Russian Chief Sanitary Doctor Questions Ractopamine Safety

MOSCOW, February 13 (RIA Novosti) – US claims that the livestock feed additive ractopamine is safe are not convincing, Russia’s chief state sanitary doctor Gennady Onishchenko said on Tuesday.

Russia began a temporary ban on US beef and pork imports Monday over what it says is a failure by the US food safety watchdog to guarantee that these shipments are free of ractopamine.

The US government on Monday called on Russia to lift the ban. “The United States is very disappointed that Russia has taken action to suspend all imports of US meat, which is produced to the highest safety standards in the world,” US Trade Representative Ron Kirk and US Agriculture Secretary Tom Vilsack in a joint statement on Monday.

Onishchenko said: “We are taking that opinion into account, but it does not suit us. It is not enough convincing from the viewpoint of scientific credibility and methodology.”

The joint statement by Kirk and Vilsack also ran: “Despite repeated US requests to discuss the safety of ractopamine, Russia has refused to engage in any constructive dialogue and instead has simply suspended US meat imports.”

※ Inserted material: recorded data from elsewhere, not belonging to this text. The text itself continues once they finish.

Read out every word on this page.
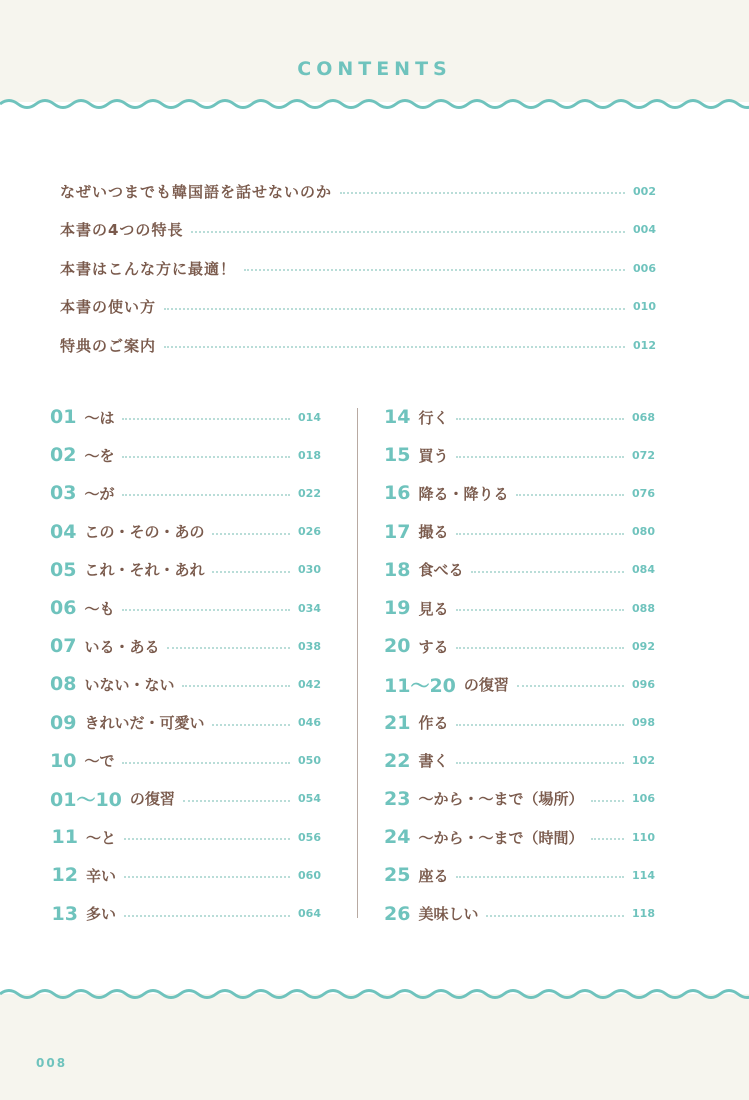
CONTENTS
なぜいつまでも韓国語を話せないのか	002
本書の4つの特長	004
本書はこんな方に最適！	006
本書の使い方	010
特典のご案内	012
01 ～は	014
02 ～を	018
03 ～が	022
04 この・その・あの	026
05 これ・それ・あれ	030
06 ～も	034
07 いる・ある	038
08 いない・ない	042
09 きれいだ・可愛い	046
10 ～で	050
01～10 の復習	054
11 ～と	056
12 辛い	060
13 多い	064
14 行く	068
15 買う	072
16 降る・降りる	076
17 撮る	080
18 食べる	084
19 見る	088
20 する	092
11～20 の復習	096
21 作る	098
22 書く	102
23 ～から・～まで（場所）	106
24 ～から・～まで（時間）	110
25 座る	114
26 美味しい	118
008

“The United States calls on Russia to restore market access for US meat and meat products immediately and to abide by its obligations as a member of the World Trade Organization,” they added on Monday.

“They are entitled to think like that, but we have a position of our own,” Onishchenko said in response to the Americans’ statement.

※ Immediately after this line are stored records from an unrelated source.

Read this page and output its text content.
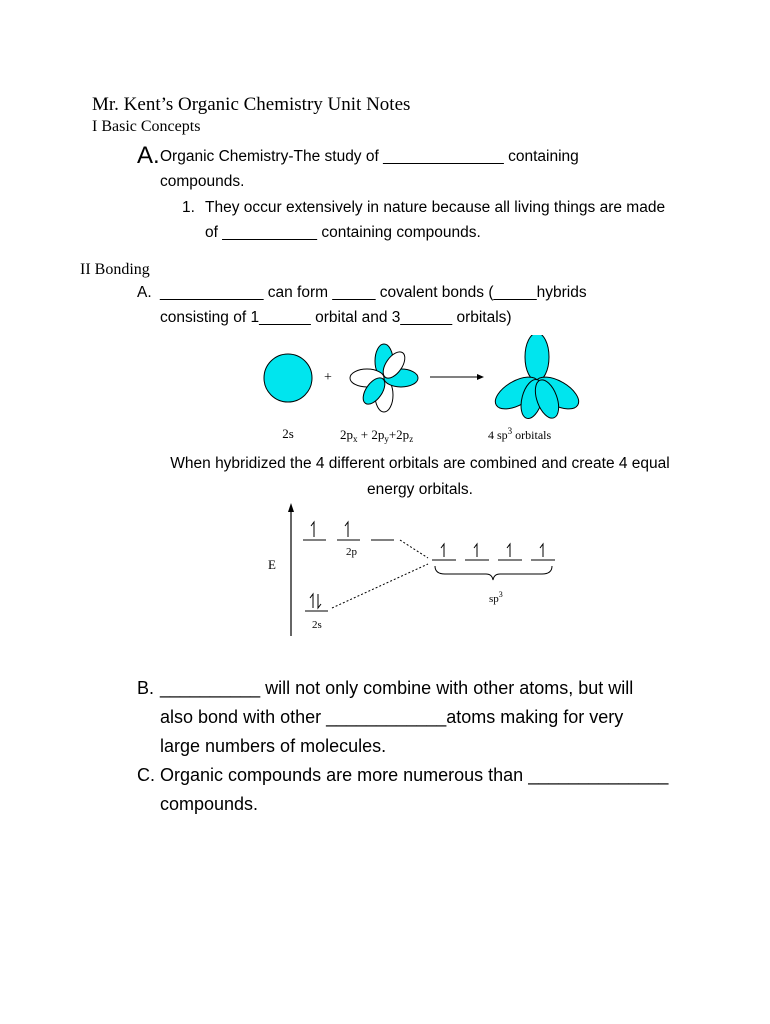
Mr. Kent’s Organic Chemistry Unit Notes
I Basic Concepts
A. Organic Chemistry-The study of ______________ containing
compounds.
1. They occur extensively in nature because all living things are made
of ___________ containing compounds.
II Bonding
A. ____________ can form _____ covalent bonds (_____hybrids
consisting of 1______ orbital and 3______ orbitals)
+
2s	$2p_x + 2p_y+2p_z$	4 $sp^3$ orbitals
When hybridized the 4 different orbitals are combined and create 4 equal energy orbitals.
E
2p
2s
$sp^3$
B. __________ will not only combine with other atoms, but will
also bond with other ____________atoms making for very
large numbers of molecules.
C. Organic compounds are more numerous than ______________
compounds.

Russia’s federal food safety agency warned the United States, Canada, Mexico and Brazil in late 2012 that their meat imports could be halted should the shipments contain the additive.

Russia says ractopamine is unsafe and that imposed the ban on US meat imports containing the food additive, because the US Food Safety and Inspection Service failed to guarantee that beef and pork shipments would be free of ractopamine.

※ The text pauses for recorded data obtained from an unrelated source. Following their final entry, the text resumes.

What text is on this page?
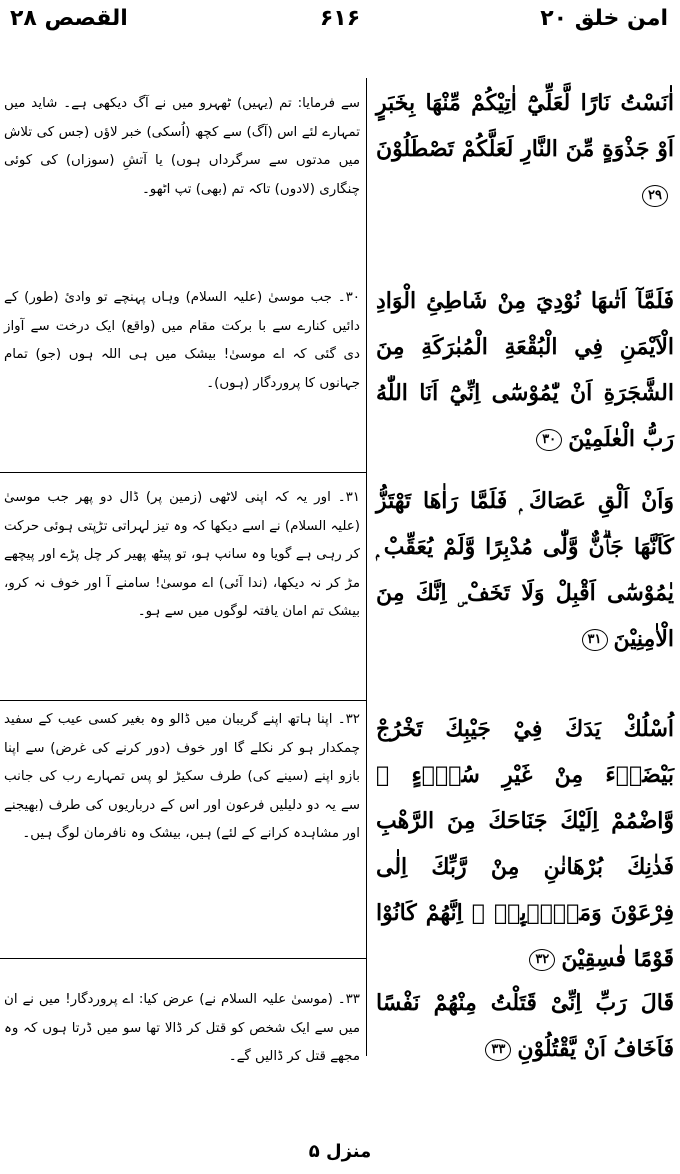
امن خلق ۲۰
۶۱۶
القصص ۲۸
اٰنَسْتُ نَارًا لَّعَلِّيْٓ اٰتِيْكُمْ مِّنْهَا بِخَبَرٍ اَوْ جَذْوَةٍ مِّنَ النَّارِ لَعَلَّكُمْ تَصْطَلُوْنَ۲۹
فَلَمَّآ اَتٰىهَا نُوْدِيَ مِنْ شَاطِئِ الْوَادِ الْاَيْمَنِ فِي الْبُقْعَةِ الْمُبٰرَكَةِ مِنَ الشَّجَرَةِ اَنْ يّٰمُوْسٰٓى اِنِّيْٓ اَنَا اللّٰهُ رَبُّ الْعٰلَمِيْنَ۳۰
وَاَنْ اَلْقِ عَصَاكَ ۭ فَلَمَّا رَاٰهَا تَهْتَزُّ كَاَنَّهَا جَاۗنٌّ وَّلّٰى مُدْبِرًا وَّلَمْ يُعَقِّبْ ۭ يٰمُوْسٰٓى اَقْبِلْ وَلَا تَخَفْ ۣ اِنَّكَ مِنَ الْاٰمِنِيْنَ۳۱
اُسْلُكْ يَدَكَ فِيْ جَيْبِكَ تَخْرُجْ بَيْضَاۗءَ مِنْ غَيْرِ سُوْۗءٍ ۡ وَّاضْمُمْ اِلَيْكَ جَنَاحَكَ مِنَ الرَّهْبِ فَذٰنِكَ بُرْهَانٰنِ مِنْ رَّبِّكَ اِلٰى فِرْعَوْنَ وَمَلَا۟ىِٕهٖ ۭ اِنَّهُمْ كَانُوْا قَوْمًا فٰسِقِيْنَ۳۲
قَالَ رَبِّ اِنِّىْ قَتَلْتُ مِنْهُمْ نَفْسًا فَاَخَافُ اَنْ يَّقْتُلُوْنِ۳۳
سے فرمایا: تم (یہیں) ٹھہرو میں نے آگ دیکھی ہے۔ شاید میں تمہارے لئے اس (آگ) سے کچھ (اُسکی) خبر لاؤں (جس کی تلاش میں مدتوں سے سرگرداں ہوں) یا آتشِ (سوزاں) کی کوئی چنگاری (لادوں) تاکہ تم (بھی) تپ اٹھو۔
۳۰۔ جب موسیٰ (علیہ السلام) وہاں پہنچے تو وادیٔ (طور) کے دائیں کنارے سے با برکت مقام میں (واقع) ایک درخت سے آواز دی گئی کہ اے موسیٰ! بیشک میں ہی اللہ ہوں (جو) تمام جہانوں کا پروردگار (ہوں)۔
۳۱۔ اور یہ کہ اپنی لاٹھی (زمین پر) ڈال دو پھر جب موسیٰ (علیہ السلام) نے اسے دیکھا کہ وہ تیز لہراتی تڑپتی ہوئی حرکت کر رہی ہے گویا وہ سانپ ہو، تو پیٹھ پھیر کر چل پڑے اور پیچھے مڑ کر نہ دیکھا، (ندا آئی) اے موسیٰ! سامنے آ اور خوف نہ کرو، بیشک تم امان یافتہ لوگوں میں سے ہو۔
۳۲۔ اپنا ہاتھ اپنے گریبان میں ڈالو وہ بغیر کسی عیب کے سفید چمکدار ہو کر نکلے گا اور خوف (دور کرنے کی غرض) سے اپنا بازو اپنے (سینے کی) طرف سکیڑ لو پس تمہارے رب کی جانب سے یہ دو دلیلیں فرعون اور اس کے درباریوں کی طرف (بھیجنے اور مشاہدہ کرانے کے لئے) ہیں، بیشک وہ نافرمان لوگ ہیں۔
۳۳۔ (موسیٰ علیہ السلام نے) عرض کیا: اے پروردگار! میں نے ان میں سے ایک شخص کو قتل کر ڈالا تھا سو میں ڈرتا ہوں کہ وہ مجھے قتل کر ڈالیں گے۔
منزل ۵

The body that sets food safety standards for the United Nations, the Codex Alimentarius Commission, allows a measurable amount of ractopamine at 10 parts per billion, while the US Food and Drug Administration (FDA) standard is 50 parts per billion.

Animal rights groups have said that ractopamine, which is used to stimulate livestock growth and make meat leaner, is prohibited in about 160 countries.

In an interview with RIA Novosti, a leading association of US pork producers has said the ban is less about food safety concerns and more about reducing competition for the Russian meat industry.

The dispute comes at a time of increasingly strained relations between the United States and Russia over human rights and international adoptions.

Washington angered the Russian government last year by introducing the so-called Magnitsky Act, a law imposing sanctions against Russian officials suspected of human rights abuses. The law was named after Sergei Magnitsky, a whistleblowing lawyer who died in a Moscow jail in 2009.

Russia responded by banning US citizens from adopting Russian children and prohibiting politically active Russian nongovernmental organizations from accepting financing from the United States.

Russia has denied that the meat ban is connected to the current friction in bilateral ties.

However, late Monday afternoon, the country’s food safety watchdog, Rosselkhoznadzor, said the demand for ractopamine documenation from Brazil, Canada and Mexico could be withdrawn if inspections show that these nations’ meat exports to Russia match the same criteria as exports to the European Union.